Okay, first thing's first: WWE is not wrestling; it is a spectacle. It's not meant to be wrestling. It's meant to be entertaining and fun—and that is fine.
Monday Night Raw, Survivor Series, Royal Rumble, WrestleMania—somewhere along the line, Vincent K. McMahon came to the conclusion that bigger meant better. As a result, we now have this overblown and overexagerrated concept of what wrestling should be, complete with fireworks, pyrotechnics and the best filmmakers that money can buy.
But that's not wrestling; that's wrestling entertainment.

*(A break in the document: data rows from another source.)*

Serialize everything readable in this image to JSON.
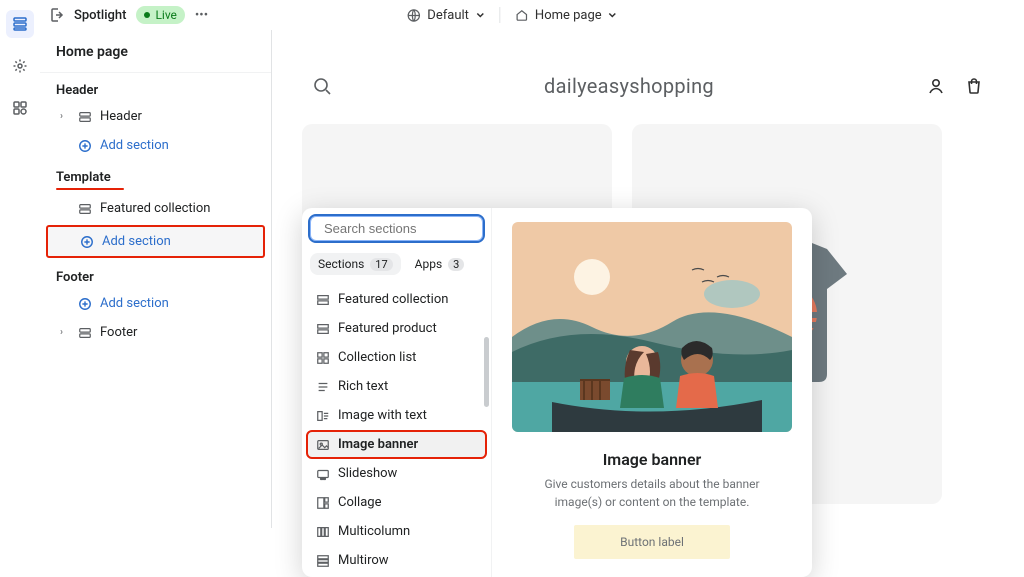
{
  "topbar": {
    "theme_name": "Spotlight",
    "live_label": "Live",
    "device_label": "Default",
    "page_label": "Home page"
  },
  "sidebar": {
    "title": "Home page",
    "groups": {
      "header": {
        "label": "Header",
        "items": [
          {
            "label": "Header"
          }
        ],
        "add_label": "Add section"
      },
      "template": {
        "label": "Template",
        "items": [
          {
            "label": "Featured collection"
          }
        ],
        "add_label": "Add section"
      },
      "footer": {
        "label": "Footer",
        "add_label": "Add section",
        "items": [
          {
            "label": "Footer"
          }
        ]
      }
    }
  },
  "popup": {
    "search_placeholder": "Search sections",
    "tabs": {
      "sections": {
        "label": "Sections",
        "count": "17"
      },
      "apps": {
        "label": "Apps",
        "count": "3"
      }
    },
    "sections": [
      "Featured collection",
      "Featured product",
      "Collection list",
      "Rich text",
      "Image with text",
      "Image banner",
      "Slideshow",
      "Collage",
      "Multicolumn",
      "Multirow"
    ],
    "preview": {
      "title": "Image banner",
      "desc": "Give customers details about the banner image(s) or content on the template.",
      "button": "Button label"
    }
  },
  "store": {
    "name": "dailyeasyshopping"
  }
}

If you look at any other sporting event, whether it be baseball, basketball or football, there are no light shows or pathways of flaming torches, because the draw is the sport. Nowadays, people expect wrestling to be over the top because of the WWE, which has had a near-monopoly on the industry.
People expect behemoths and giants lumbering around the ring; they expect heroes that never lose and villains that can never win; they expect short, shallow storylines with no connection to history; and they expect magic and characters, absolute good and evil. So much so that when someone does something different like, say, have a good guy not win the big one, people go into hysterics. It's not what they're used to.

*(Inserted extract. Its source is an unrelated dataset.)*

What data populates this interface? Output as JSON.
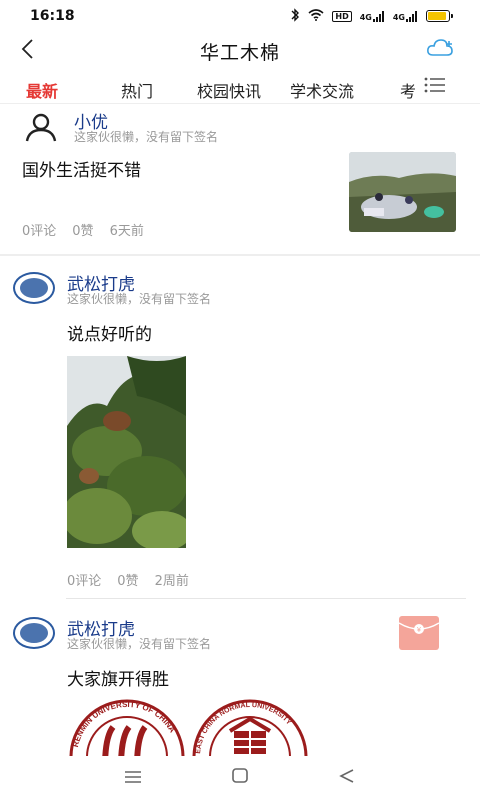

When Bobby Roode lost his title match against Kurt Angle at 2011's Bound for Glory, you'd have thought the Gobbledy Gooker had returned. Never mind the fact that we wouldn't have the Bobby Roode we all love to hate now had we not had that unexpected plot twist; wrestling fans have been conditioned to expect the obvious.
If you're going to watch TNA, you're going to have to expect the unexpected. For all the whining people do about TNA's booking, they fail to realize that stories like Roode's truly cement the idea that "anything can happen."
Case in point: Bully Ray's involvement in this year's Bound for Glory. WWE logic dictates that Bully should turn on Sting. That's what the buildup suggested, and that's what the fans expected. What they didn't expect was for Bully to effectively turn face and for Devon to have been partially behind Aces and Eights all along.
It was a swerve that had the fans on the edge of their seats.